Tremblante de froid et de faim, elle se traînait
de rue en rue.
Des
flocons de neige couvraient sa longue chevelure blonde.
De toutes les fenêtres brillaient des lumières:
de presque toutes les maisons sortait une délicieuse
odeur, celle de l'oie, qu'on rôtissait pour le festin
du soir: c'était la Saint-Sylvestre.

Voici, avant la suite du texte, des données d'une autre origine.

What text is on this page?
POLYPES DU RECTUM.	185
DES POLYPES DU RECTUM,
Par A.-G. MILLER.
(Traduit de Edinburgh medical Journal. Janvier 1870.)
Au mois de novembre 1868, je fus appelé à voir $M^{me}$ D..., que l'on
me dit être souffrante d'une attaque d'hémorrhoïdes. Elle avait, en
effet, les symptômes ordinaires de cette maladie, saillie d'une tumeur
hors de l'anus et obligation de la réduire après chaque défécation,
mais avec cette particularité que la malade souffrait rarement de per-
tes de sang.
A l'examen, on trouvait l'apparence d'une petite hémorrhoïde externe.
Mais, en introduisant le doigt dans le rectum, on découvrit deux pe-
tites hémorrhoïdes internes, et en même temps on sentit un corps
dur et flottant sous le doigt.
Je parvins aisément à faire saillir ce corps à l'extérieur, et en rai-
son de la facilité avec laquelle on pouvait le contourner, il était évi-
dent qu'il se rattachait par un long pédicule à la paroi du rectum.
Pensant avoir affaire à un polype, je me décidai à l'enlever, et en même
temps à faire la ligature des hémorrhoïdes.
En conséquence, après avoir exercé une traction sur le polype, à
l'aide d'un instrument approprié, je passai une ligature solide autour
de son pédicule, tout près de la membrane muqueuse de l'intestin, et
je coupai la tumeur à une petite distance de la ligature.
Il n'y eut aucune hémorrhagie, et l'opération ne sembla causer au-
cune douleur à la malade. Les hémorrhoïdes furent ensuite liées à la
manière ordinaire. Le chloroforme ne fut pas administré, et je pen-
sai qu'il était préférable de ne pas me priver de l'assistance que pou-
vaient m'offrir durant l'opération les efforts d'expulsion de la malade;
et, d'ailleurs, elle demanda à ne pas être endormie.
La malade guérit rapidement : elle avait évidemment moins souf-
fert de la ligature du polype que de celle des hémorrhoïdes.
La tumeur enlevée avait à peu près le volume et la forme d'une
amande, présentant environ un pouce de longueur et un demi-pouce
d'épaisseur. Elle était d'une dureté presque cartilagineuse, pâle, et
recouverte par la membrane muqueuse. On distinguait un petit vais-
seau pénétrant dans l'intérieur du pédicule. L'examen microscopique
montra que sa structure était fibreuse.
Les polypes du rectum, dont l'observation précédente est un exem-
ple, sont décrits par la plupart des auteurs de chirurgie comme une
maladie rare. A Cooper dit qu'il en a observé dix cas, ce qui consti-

Cela, oui,
cela lui faisait arrêter ses pas errants.
Enfin,
après avoir une dernière fois offert en
vain son paquet d'allumettes, l'enfant aperçoit
une encoignure entre deux maisons, dont l'une dépassait
un peu l'autre. Harassée, elle s'y assied et s'y
blottit, tirant à elle ses petits pieds: mais elle
grelotte et frissonne encore plus qu'avant et cependant
elle n'ose rentrer chez elle. Elle n'y rapporterait pas
la plus petite monnaie, et son père la battrait.
L'enfant
avait ses petites menottes toutes transies.»Si je
prenais une allumette, se dit-elle, une seule pour réchauffer
mes doigts?» C'est ce qu'elle fit. Quelle flamme
merveilleuse c'était! Il sembla tout à coup
à la petite fille qu'elle se trouvait devant un
grand poêle en fonte, décoré d'ornements
en cuivre. La petite allait étendre ses pieds pour
les réchauffer, lorsque la petite flamme s'éteignit
brusquement: le poêle disparut, et l'enfant restait
là, tenant en main un petit morceau de bois à
moitié brûlé.
Elle
frotta une seconde allumette: la lueur se projetait sur
la muraille qui devint transparente. Derrière,
la table était mise: elle était couverte
d'une belle nappe blanche, sur laquelle brillait une superbe
vaisselle de porcelaine. Au milieu, s'étalait une
magnifique oie rôtie, entourée de compote
de pommes: et voilà que la bête se met en
mouvement et, avec un couteau et une fourchette fixés
dans sa poitrine, vient se présenter devant la
pauvre petite. Et puis plus rien: la flamme s'éteint.
L'enfant
prend une troisième allumette, et elle se voit
transportée près d'un arbre de Noël,
splendide. Sur ses branches vertes, brillaient mille bougies
de couleurs: de tous côtés, pendait une foule
de merveilles. La petite étendit la main pour saisir
la moins belle: l'allumette s'éteint. L'arbre semble
monter vers le ciel et ses bougies deviennent des étoiles:
il y en a une qui se détache et qui redescend vers
la terre, laissant une traînée de feu.
«Voilà
quelqu'un qui va mourir» se dit la petite. Sa vieille
grand-mère, le seul être qui l'avait aimée
et chérie, et qui était morte il n'y avait
pas longtemps, lui avait dit que lorsqu'on voit une étoile
qui file, d'un autre côté une âme monte
vers le paradis. Elle frotta encore une allumette: une
grande clarté se répandit et, devant l'enfant,
se tenait la vieille grand-mère.
Grand-mère,
s'écria la petite, grand-mère, emmène-moi.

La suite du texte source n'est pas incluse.